The lack of acceptable contract negotiations over fair pay to writers is costing the studios significantly more than they would have lost by compensating their writing staff by accepting the WGA’s terms.

“They claim that you don’t need writing staff during production and that writing doesn’t happen in post. Well, as anyone who’s ever written for a TV show or knows how a TV show gets made knows, that is flat-out false,” said Yahlin Chang, WGA’s negotiating committee member. 

“Once an episode goes into prep and your production team comes back and says you’re a million dollars over budget, only writers can figure out how to consolidate scenes and do the rewriting necessary to keep the integrity of the story.
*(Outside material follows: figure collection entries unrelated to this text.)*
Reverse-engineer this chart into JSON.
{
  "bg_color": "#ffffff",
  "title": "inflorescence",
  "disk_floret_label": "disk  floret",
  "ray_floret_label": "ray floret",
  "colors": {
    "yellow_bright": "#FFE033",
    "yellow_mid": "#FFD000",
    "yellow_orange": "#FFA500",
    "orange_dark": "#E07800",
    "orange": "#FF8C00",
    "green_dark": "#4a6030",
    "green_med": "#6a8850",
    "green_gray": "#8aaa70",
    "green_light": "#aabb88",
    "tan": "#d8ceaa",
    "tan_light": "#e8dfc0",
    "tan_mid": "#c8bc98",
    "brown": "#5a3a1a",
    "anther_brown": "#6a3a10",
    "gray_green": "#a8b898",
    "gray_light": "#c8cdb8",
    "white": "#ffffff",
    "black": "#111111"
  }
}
And the lie that ‘writing doesn’t happen in post’ is how the companies have gotten away with forcing showrunners to work in post for free and for below minimum.”

Writers have been picketing since May 2nd over contract negotiations. Yesterday, the WGA held a “March and Rally for a Fair Contract” in Los Angeles. Thousands of writers and supporters joined the march starting at Pan Pacific Park and headed to the La Brea Tar Pits. The SAG-AFTRA, IATSE, the Directors Guild, and the American Federation of Musicians all came out to support the WGA. 

“The degradation of writers’ working conditions and wages is unsustainable. We already know this and quite frankly, the entire town does too. It is precisely what the Guild is fighting to change with the proposals we have on the table,” said Chang. “The destruction of the writers’ room will undermine our union and threaten our health and pension plans. We need to secure the stability for the current membership as well as generations of writers coming up after us.”

Sadly for now no end is in sight as both sides still seem far apart on finding a deal.